In an effort to find a catchy ending, I was a bit too creative with the last paragraph. If I had it to do over again, I would have left off the last sentence of the editorial. It doesn’t add to my point, which was that there is nothing particularly newsworthy about someone moving in next door nor about a new fence going up to protect the privacy of neighbors. I certainly did not mean to suggest that McGinnis would or should be the victim of violence. For that matter, I didn’t mean to suggest the Palins would do such a thing. All of which points to the power of words. I misused them on Saturday. I’ll try to have more respect for that power next time around.

How High Can The Retirement Age Go? Ctd

Avent dusts off the history books:

From a historical perspective the entire retirement concept it is relatively new. For most of civilisation the average person worked until they became too sick or feeble, or died. According to Dora Costa’s book on the history of retirement, in 1880's America more than three-quarters of men over 64 and half of 85-year olds still worked. When people did retire they had little wealth and often were dependent on relatives. The growth of retirement was driven by changes in the labour force (a move away from family farms and toward production and services), new social norms (which made retirement the expectation and created a critical mass of retirees), and financial incentives (income from state pensions and private pensions from employers). The introduction of state pensions was significant because it provided retirement income for everyone (including those too poor to save). This allowed elderly people to cease work and not be dependent on their families. To this day, many people rely on state benefits as their primary source of retirement income.

McArdle finds no easy solution. She is in favor of rising the retirement age.

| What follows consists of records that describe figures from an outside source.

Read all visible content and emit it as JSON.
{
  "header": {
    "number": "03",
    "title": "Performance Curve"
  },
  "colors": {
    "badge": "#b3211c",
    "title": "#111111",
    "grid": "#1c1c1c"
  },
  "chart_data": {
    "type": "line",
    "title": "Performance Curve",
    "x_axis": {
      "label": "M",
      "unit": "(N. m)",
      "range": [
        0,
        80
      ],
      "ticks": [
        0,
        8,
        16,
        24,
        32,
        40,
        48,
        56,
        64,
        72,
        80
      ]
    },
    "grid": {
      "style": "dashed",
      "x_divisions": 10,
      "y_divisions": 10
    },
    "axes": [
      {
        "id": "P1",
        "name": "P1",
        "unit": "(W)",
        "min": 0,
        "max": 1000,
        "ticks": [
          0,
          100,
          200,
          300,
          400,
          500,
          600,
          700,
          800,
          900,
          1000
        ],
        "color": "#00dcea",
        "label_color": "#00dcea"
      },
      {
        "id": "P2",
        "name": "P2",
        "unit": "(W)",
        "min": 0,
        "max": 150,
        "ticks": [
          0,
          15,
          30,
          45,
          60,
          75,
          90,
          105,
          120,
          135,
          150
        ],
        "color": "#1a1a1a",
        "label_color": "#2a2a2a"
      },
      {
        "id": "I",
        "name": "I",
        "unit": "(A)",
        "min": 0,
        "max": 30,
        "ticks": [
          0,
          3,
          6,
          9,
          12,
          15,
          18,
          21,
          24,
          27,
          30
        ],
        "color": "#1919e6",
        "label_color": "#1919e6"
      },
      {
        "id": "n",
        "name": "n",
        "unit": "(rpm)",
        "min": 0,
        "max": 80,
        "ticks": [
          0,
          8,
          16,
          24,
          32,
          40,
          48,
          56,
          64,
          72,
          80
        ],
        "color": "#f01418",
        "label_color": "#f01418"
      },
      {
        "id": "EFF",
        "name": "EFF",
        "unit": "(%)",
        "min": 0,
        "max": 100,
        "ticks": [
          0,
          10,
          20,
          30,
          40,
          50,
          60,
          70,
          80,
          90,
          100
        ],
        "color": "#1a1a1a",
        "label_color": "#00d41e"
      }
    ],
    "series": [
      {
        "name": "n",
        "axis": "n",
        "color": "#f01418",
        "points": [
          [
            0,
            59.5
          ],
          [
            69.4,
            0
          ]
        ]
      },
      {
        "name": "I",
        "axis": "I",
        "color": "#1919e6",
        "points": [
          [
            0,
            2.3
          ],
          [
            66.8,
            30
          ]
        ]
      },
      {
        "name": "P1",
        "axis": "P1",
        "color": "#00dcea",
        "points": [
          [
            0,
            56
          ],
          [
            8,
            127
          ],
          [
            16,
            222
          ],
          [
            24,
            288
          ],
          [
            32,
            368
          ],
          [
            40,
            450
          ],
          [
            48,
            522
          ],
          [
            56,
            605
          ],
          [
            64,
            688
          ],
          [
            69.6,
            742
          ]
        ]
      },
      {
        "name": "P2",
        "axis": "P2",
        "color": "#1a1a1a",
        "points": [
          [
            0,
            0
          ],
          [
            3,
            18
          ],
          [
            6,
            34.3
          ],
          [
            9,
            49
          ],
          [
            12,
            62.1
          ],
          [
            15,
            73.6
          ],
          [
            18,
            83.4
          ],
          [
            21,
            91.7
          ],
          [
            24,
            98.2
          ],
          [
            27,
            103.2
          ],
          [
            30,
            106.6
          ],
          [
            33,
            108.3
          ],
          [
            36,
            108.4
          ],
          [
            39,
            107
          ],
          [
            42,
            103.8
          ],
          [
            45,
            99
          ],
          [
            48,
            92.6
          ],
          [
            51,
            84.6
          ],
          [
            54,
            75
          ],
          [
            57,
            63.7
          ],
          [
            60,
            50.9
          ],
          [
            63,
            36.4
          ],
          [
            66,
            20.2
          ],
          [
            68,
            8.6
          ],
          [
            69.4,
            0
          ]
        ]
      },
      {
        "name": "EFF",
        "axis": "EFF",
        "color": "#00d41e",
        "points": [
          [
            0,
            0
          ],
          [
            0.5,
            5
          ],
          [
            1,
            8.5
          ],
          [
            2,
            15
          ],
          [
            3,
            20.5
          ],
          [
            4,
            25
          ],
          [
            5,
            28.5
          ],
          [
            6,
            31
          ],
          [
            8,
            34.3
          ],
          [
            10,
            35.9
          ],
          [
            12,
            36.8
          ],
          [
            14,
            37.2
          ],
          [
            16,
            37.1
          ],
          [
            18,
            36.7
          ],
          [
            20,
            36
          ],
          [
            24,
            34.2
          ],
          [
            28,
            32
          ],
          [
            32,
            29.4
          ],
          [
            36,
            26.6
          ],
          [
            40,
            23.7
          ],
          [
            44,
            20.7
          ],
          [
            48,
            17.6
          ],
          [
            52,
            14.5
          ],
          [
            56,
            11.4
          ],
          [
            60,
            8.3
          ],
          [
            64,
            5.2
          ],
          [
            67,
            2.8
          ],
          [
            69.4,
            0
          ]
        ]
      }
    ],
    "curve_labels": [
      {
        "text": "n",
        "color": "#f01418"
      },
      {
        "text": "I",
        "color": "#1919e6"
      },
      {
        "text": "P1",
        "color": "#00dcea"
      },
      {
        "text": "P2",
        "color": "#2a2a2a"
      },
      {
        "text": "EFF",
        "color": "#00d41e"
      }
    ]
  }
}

But:

I notice that it is a proposal espoused and endorsed by sedentary people who have interesting jobs as policy wonks.  Moving people off the social security rolls and onto the disability system is not a huge help. 

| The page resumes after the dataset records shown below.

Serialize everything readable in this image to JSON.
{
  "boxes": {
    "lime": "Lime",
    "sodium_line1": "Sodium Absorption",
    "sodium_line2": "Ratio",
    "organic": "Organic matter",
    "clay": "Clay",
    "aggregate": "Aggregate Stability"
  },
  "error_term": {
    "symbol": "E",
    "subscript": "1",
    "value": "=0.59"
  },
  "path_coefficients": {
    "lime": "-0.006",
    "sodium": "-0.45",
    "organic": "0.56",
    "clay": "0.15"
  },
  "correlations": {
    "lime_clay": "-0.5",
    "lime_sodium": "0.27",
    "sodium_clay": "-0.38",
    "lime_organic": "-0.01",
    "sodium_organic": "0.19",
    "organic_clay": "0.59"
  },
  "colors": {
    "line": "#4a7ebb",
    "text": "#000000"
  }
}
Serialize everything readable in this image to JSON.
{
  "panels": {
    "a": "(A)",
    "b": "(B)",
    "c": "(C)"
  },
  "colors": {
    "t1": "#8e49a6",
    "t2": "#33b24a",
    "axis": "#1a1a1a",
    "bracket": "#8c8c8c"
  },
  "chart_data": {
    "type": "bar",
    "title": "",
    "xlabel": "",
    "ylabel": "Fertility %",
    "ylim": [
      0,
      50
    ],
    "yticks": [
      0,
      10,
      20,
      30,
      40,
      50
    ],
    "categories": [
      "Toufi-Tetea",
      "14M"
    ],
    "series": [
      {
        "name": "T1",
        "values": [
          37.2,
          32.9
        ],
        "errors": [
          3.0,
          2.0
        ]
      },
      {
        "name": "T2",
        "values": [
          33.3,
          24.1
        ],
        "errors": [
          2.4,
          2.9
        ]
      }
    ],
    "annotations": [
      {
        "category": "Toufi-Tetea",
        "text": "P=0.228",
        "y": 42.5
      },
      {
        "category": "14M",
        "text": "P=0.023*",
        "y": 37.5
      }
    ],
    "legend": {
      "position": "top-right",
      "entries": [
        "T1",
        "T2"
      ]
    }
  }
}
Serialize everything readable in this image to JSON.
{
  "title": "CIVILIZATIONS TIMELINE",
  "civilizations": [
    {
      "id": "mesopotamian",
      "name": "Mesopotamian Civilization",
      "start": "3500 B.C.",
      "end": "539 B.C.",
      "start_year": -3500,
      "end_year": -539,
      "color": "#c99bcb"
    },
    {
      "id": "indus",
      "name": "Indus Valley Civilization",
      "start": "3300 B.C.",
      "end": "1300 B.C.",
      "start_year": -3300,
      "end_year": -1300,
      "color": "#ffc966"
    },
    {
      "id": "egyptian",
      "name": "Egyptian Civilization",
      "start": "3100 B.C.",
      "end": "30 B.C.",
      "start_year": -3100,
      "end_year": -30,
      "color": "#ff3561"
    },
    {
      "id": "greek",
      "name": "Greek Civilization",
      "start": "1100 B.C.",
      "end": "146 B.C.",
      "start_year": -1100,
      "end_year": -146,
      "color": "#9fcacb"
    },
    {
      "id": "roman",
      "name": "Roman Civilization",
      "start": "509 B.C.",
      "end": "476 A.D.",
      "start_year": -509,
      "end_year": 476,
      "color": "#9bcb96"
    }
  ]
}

Moreover, this proposal will not do much good unless you also raise the early retirement age; seven out of ten retirees collect their benefits before age 65 (or now 66).  Keeping people in the workforce means more years of taxes to prop up the system.  Otherwise it's just a benefit cut by another name–and if you cut them far enough, you end up with the elderly on other forms of public assistance to make up the shortfall.

Fat And Class

A few weeks ago MSNBC reported on a study that found the "percentage of food shoppers who are obese is almost 10 times higher at low-cost grocery stores compared with upscale markets." Pivoting off a post by Jamelle Bouie, Mike Konczal parses:

[W]hen you hear arguments that income inequality isn't so bad because consumption inequality is less than you'd think, it's important to be skeptical about what in fact is being consumed. Sometimes it is exactly what you think it is: less quality and worse long-term health outcomes. And the long-term consequences for the health and well-being of the working poor are exactly the type of information econometric stats obscure.

“How Have You Deployed Your Own Cognitive Surplus?”

More Intelligent Life posts the above video of YouTube user Peter Oakley and muses:

YouTube is sometimes hounded for being the natural product of all of our most craven instincts. Instead of watching quality programming on television, say, we are all narcissistically posting videos of our dancing babies and puking cats in the hopes of becoming famous. Though Joel Budd at The Economist makes a convincing case for television's sustained hegemony, it's clear that something more interesting is going on here. The promise of an audience is enough to motivate most anyone to take out a camera and capture something (Anne Trubek made a similar argument for blogging and writing). People are creating work and engaging with each other. The result is that everyone becomes a producer, not just a consumer—something that Clay Shirky and Daniel Pink consider in this insightful conversation in the latest issue of Wired.